Friday, September 19, 2014

God vs. Science

“When Pharaoh says to you, ‘Perform a miracle,’ then say to Aaron, ‘Take your staff and throw it down before Pharaoh,’ and it will become a snake.”  ...
17 This is what the Lord says: By this you will know that I am the Lord: With the staff that is in my hand I will strike the water of the Nile, and it will be changed into blood.Exodus 7

Have we stopped seeing miracles?  Some things may happen that we have scientific knowledge as to why it happened, and we don't see it as a miracle any more, we see it as science.  We see a rainbow and may think, "How nice," or "It's just the reflection of light in water droplets."  Do we see it and think that it was something designed by God?

What about life?  We may call an unborn child a miracle of life, but we tell ourselves that God didn't really put that child in the mother's womb.  We know the stages of cellular development that happened that formed the embryo, fetus, and child.  So what happened to the miracle?

God made everything around us, including the science that governs everything around us.  God didn't just create the earth, the animals, and man, but God created each of those down to the molecular level.  He knew every piece of every thing he was creating.  There's no way I will believe that it was a random roll of the dice in the universe that happened to put proteins together and *Bang!* there was life.
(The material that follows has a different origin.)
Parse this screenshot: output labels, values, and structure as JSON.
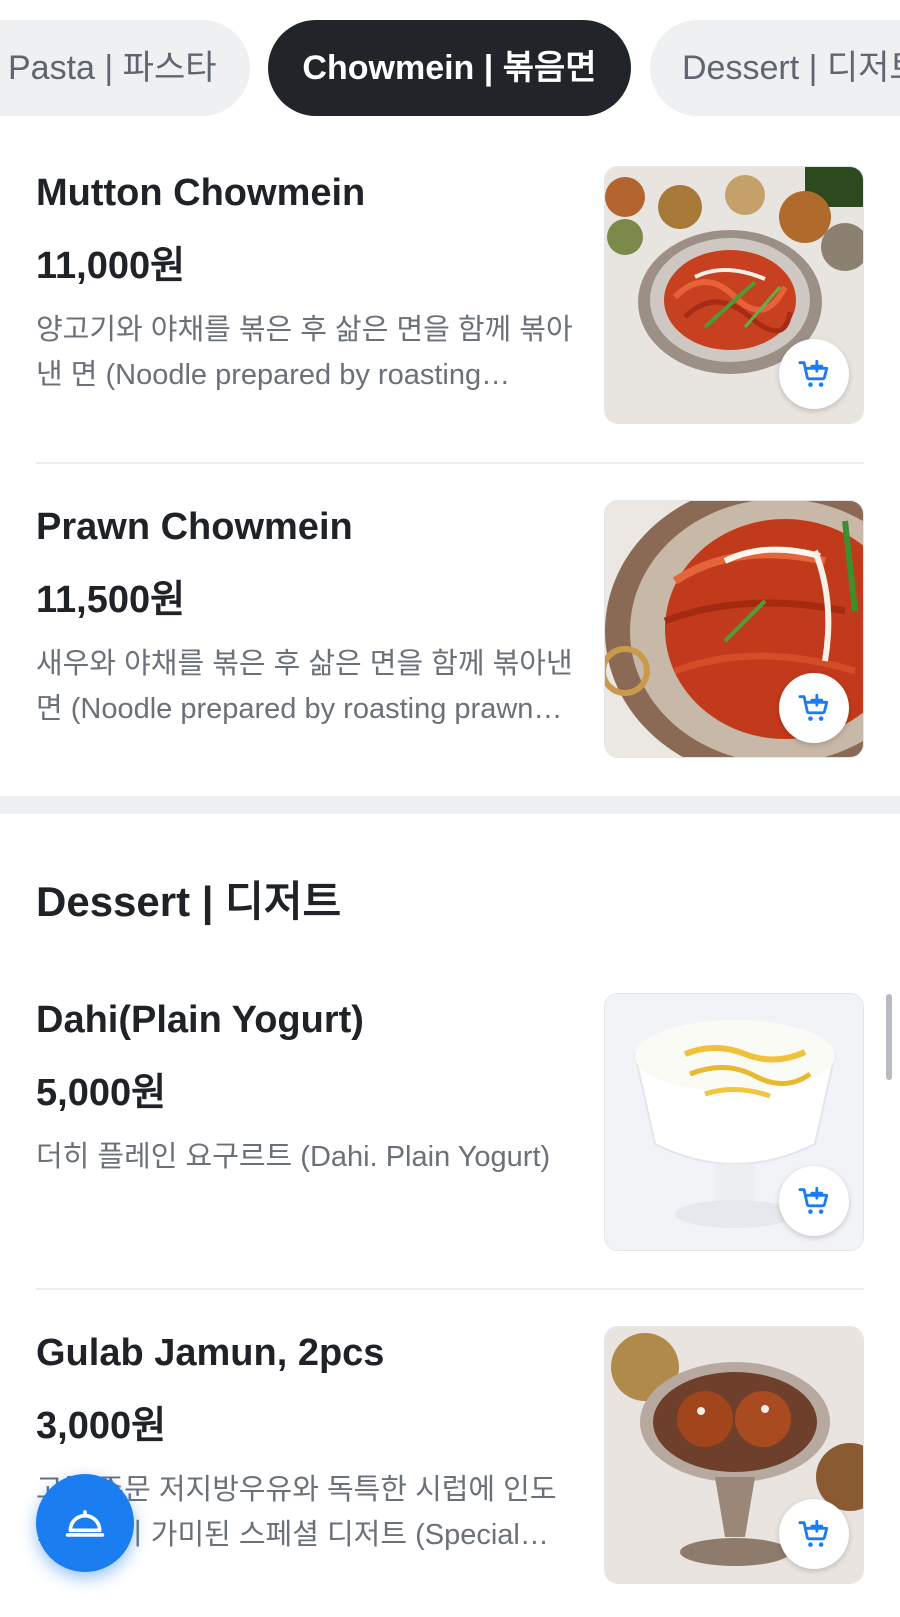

I love science.  Really, I do.  When I was in school, I loved to study things to find out how and why they worked as they did.  This is why I had a hard time with some of the miracles in the bible.  When I was younger, I'd still want to know how these things happened.  For instance, the Nile turned from water to blood.  The study Bible I'm reading right now gives a scientific reasoning for this.  There are algaes present in the Nile that can change the water to a red coloring.  So, it may have been a sudden abundance of that algae that changed the color and consistency of the Nile, so much so that it killed the plantlife and animals around the Nile.

Is that something I can logically reason?  Absolutely!  About a month ago, the same thing happened outside of Toledo, where an algae bloom cropped up, and the city put a ban on drinking water.  It made people sick, and it harmed the local ecology around Lake Erie.

The point is this: We have all at times asked God for a miracle in our lives.  We don't see any way out of a situation and need God's intervention.  We receive a miracle, but don't see it as a miracle.  We reason it away and don't give the credit to God.  What miracles might you have overlooked because you tried to assign a logical reason to them?  We need to remember that God is the force behind everything, even behind things that have scientific reasons behind them.